Pappano packs a powerful punch
By
Barry Millington
18 Dec 2006
The LSO, playing with the same distinction as ever, is poised at an interesting juncture. As the volatile Valery Gergiev prepares to take over from the patrician Colin Davis, the big question is not whether but how he will change the orchestra.
Meanwhile, one of the LSO's starriest guest conductors, Antonio Pappano, last night tackled Russian repertoire more naturally associated with Gergiev, demonstrating a marked contrast with the approach of the Mariinsky maestro.
He relished the operatic impulse of Tchaikovsky's symphonic poem Francesca da Rimini, highlighting its graphic, gestural elements and whipping up Dante's infernal whirlwind with a theatrical tension that spoke of the tormented passions of the illicit lovers as much as the meteorological phenomenon with which they were punished.
In the second-movement waltz of Rachmaninov's Symphonic Dances, Pappano found the dark, seductive quality as well as the macabre bite.
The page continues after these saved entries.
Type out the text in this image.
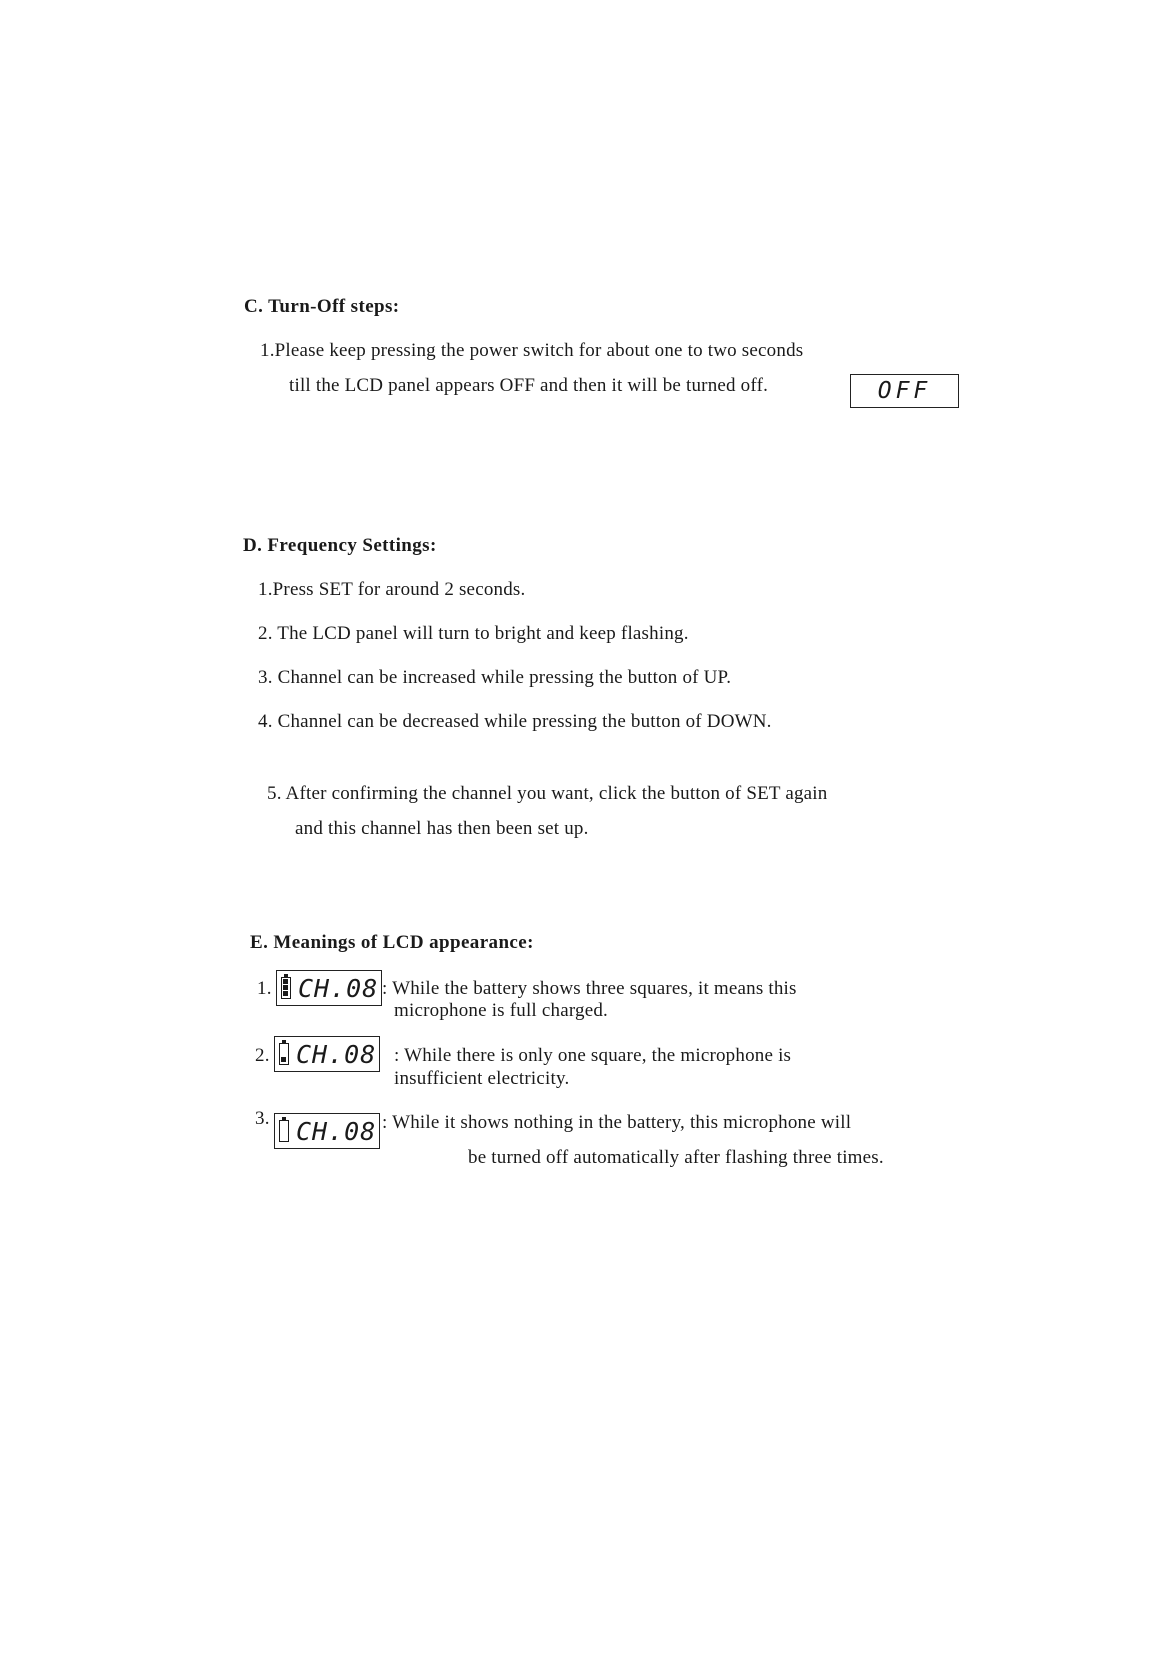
C. Turn-Off steps:
1.Please keep pressing the power switch for about one to two seconds
till the LCD panel appears OFF and then it will be turned off.	OFF
D. Frequency Settings:
1.Press SET for around 2 seconds.
2. The LCD panel will turn to bright and keep flashing.
3. Channel can be increased while pressing the button of UP.
4. Channel can be decreased while pressing the button of DOWN.
5. After confirming the channel you want, click the button of SET again
and this channel has then been set up.
E. Meanings of LCD appearance:
1. CH.08 : While the battery shows three squares, it means this
microphone is full charged.
2. CH.08 : While there is only one square, the microphone is
insufficient electricity.
3. CH.08 : While it shows nothing in the battery, this microphone will
be turned off automatically after flashing three times.
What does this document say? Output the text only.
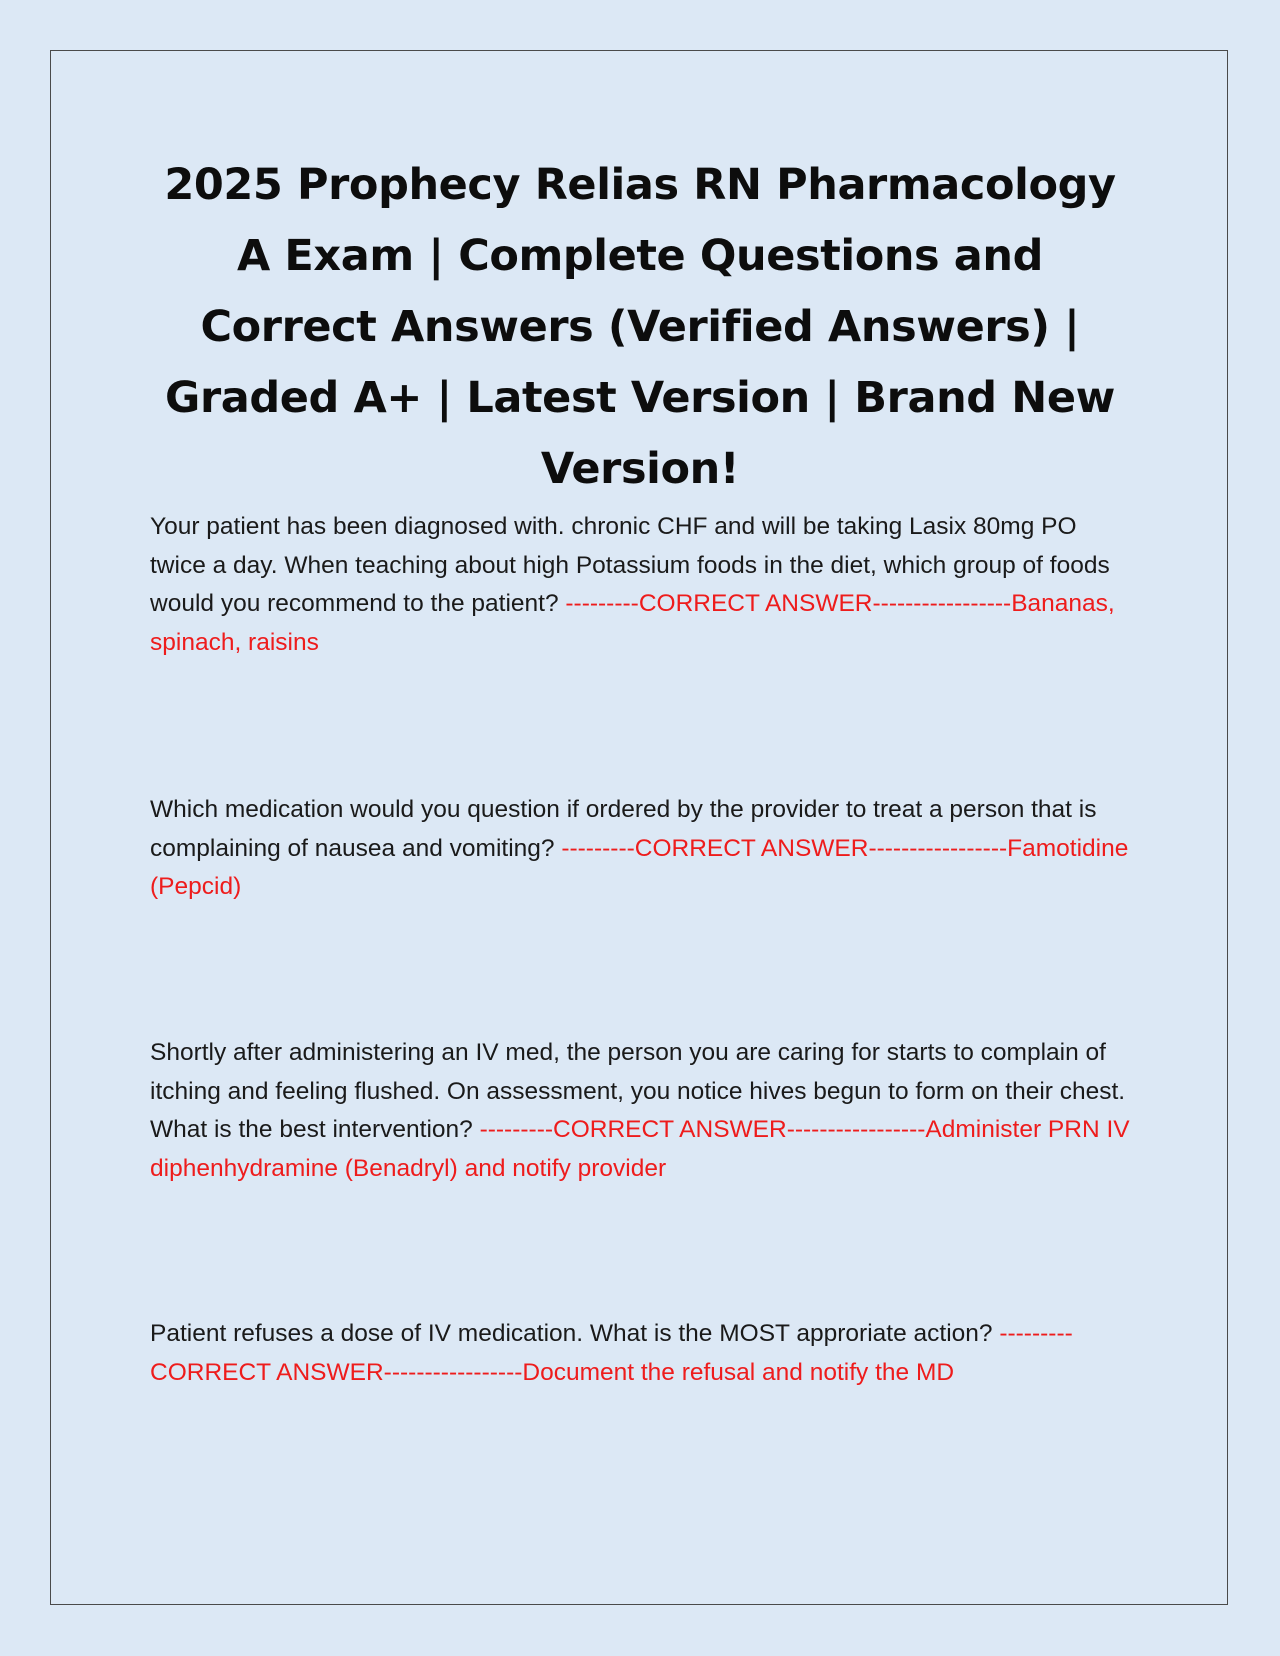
2025 Prophecy Relias RN Pharmacology A Exam | Complete Questions and Correct Answers (Verified Answers) | Graded A+ | Latest Version | Brand New Version!

Your patient has been diagnosed with. chronic CHF and will be taking Lasix 80mg PO twice a day. When teaching about high Potassium foods in the diet, which group of foods would you recommend to the patient? ---------CORRECT ANSWER-----------------Bananas, spinach, raisins

Which medication would you question if ordered by the provider to treat a person that is complaining of nausea and vomiting? ---------CORRECT ANSWER-----------------Famotidine (Pepcid)

Shortly after administering an IV med, the person you are caring for starts to complain of itching and feeling flushed. On assessment, you notice hives begun to form on their chest. What is the best intervention? ---------CORRECT ANSWER-----------------Administer PRN IV diphenhydramine (Benadryl) and notify provider

Patient refuses a dose of IV medication. What is the MOST approriate action? ---------CORRECT ANSWER-----------------Document the refusal and notify the MD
His sound-world is rich and voluptuous, where Gergiev's is savage and earthy. Not that Pappano lacks dynamism, but he seeks beauty even in the eye of the storm. For all his Italianate lyricism and sensuality, his climaxes pack a powerful punch, albeit one delivered in a velvet glove.
Between the Russian items came Saint-Saens's Second Piano Concerto. In the first movement the soloist, Simon Trpceski, dazzled with his handling of the often predictable virtuosity, transfiguring the banal into magical Chopinesque filigree. The second movement is an irreverent subversion of the Mendelssohnian scherzo, and Trpceski and Pappano alike played up the French operetta interludes for all they were worth.
Returning to the elfin style for the movement's throw-away conclusion, however, they drew delighted gasps and a spontaneous round of applause from a capacity audience. With talents like these in the wings, the LSO clearly has more golden times ahead.